The nod comes at 1 pm. Husband doesn’t want anyone from the family to venture out and says he will handle discharge himself, particularly as he can come home only in an ambulance. He expects to be back by 6 pm.
The preparations begin at home, including sanitisation of the room and toilet to be kept exclusively for him for 10 days, as per the doctor’s instructions. While the excitement and relief build up, the wait drags, first inexplicably, then incredulously.
After payment of more than Rs 5 lakh has been resolved by insurance and a friend rushing over, the discharge gets stuck on less than Rs 1,500. Amidst the back and forth, the hospital slips into “shift change”, from morning to night. It takes about 45 minutes for the next shift to get into their PPEs, which means more delay. Night shift also means there is not enough ambulance staff to help husband, either into the vehicle or up three flights of stairs at home. Eventually, he is forced to almost crawl as a PPE-clad staffer gingerly urges him on. At 10.30 pm on June 3, he collapses exhausted into our dining chair — the whole house in tears.
The debilitating pain in husband’s feet has developed now into Covid toes. He is also struggling with weakness.
However, the day we have been waiting for is here. At around 10.30 am, two police officers arrive to tell us our home isolation is over. My son and I sign statements certifying that, and the officers make us hold these up for a photo. I am worried about being photographed for official posterity in sweaty shorts and T-shirt, having just finished cleaning.

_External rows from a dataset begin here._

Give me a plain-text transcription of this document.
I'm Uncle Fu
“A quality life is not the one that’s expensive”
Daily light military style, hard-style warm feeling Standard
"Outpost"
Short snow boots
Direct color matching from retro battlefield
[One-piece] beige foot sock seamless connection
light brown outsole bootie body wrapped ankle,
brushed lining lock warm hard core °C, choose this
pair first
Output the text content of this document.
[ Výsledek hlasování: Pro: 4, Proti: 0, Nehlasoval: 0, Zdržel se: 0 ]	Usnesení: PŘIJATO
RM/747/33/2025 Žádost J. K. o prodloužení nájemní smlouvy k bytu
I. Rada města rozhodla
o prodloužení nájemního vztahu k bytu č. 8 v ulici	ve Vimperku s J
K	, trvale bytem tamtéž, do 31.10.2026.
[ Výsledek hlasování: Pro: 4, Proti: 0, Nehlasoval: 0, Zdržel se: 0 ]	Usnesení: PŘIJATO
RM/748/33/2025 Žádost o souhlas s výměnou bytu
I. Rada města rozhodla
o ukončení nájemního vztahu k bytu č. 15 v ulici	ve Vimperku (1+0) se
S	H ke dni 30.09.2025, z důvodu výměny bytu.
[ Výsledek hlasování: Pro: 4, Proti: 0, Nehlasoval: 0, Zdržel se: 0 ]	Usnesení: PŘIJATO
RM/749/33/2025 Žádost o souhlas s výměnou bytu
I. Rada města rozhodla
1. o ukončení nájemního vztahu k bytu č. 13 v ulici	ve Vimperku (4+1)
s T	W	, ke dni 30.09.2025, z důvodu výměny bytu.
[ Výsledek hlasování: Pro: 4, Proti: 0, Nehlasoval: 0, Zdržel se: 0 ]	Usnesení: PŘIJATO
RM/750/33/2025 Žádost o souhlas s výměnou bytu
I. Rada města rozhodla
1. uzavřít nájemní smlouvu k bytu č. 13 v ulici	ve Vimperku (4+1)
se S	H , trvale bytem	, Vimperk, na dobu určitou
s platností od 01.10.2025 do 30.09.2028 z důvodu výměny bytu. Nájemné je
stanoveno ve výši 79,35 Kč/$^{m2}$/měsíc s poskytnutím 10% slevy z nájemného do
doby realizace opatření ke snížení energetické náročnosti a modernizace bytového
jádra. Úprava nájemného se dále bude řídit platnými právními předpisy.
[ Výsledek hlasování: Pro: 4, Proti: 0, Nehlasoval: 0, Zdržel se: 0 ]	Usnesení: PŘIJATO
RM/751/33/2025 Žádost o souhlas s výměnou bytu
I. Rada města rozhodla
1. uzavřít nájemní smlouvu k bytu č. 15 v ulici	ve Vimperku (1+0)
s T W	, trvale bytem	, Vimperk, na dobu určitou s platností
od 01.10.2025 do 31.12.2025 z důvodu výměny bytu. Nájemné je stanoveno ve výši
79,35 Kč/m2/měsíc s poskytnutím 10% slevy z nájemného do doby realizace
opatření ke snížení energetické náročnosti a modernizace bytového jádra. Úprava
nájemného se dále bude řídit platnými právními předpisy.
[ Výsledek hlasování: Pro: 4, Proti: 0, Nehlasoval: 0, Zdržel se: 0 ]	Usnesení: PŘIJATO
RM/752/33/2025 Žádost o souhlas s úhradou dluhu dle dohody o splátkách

Will they tear the notification outside our door please, I ask. Sure, one of them shrugs, and rips it off. There, it lies, crunched into a ball on the house floor.
Is that it?
Or, is it? We have memories of an ICU where one is an outcast, with disposable cutlery, watery food, no spoons, overworked staff, the indignity of calling out for help, and daily images of death. We have fought the loneliness of facing one’s worst medical crisis without any loved one nearby. My children have seen their father in tears, struggling up the stairs, like a child.
In the 24 days between when husband got tested and when I write this (June 11), Delhi numbers are up from 10,554 to 32,810. We were the first cases in our colony, now there are a couple more. Both testing and hospitalisation seem a steeper climb, as the system strains and stretches, like we had been warned.
People assure us that chances are we now have “immunity”. The jury is out on that — we shall wait for a while before we take ours.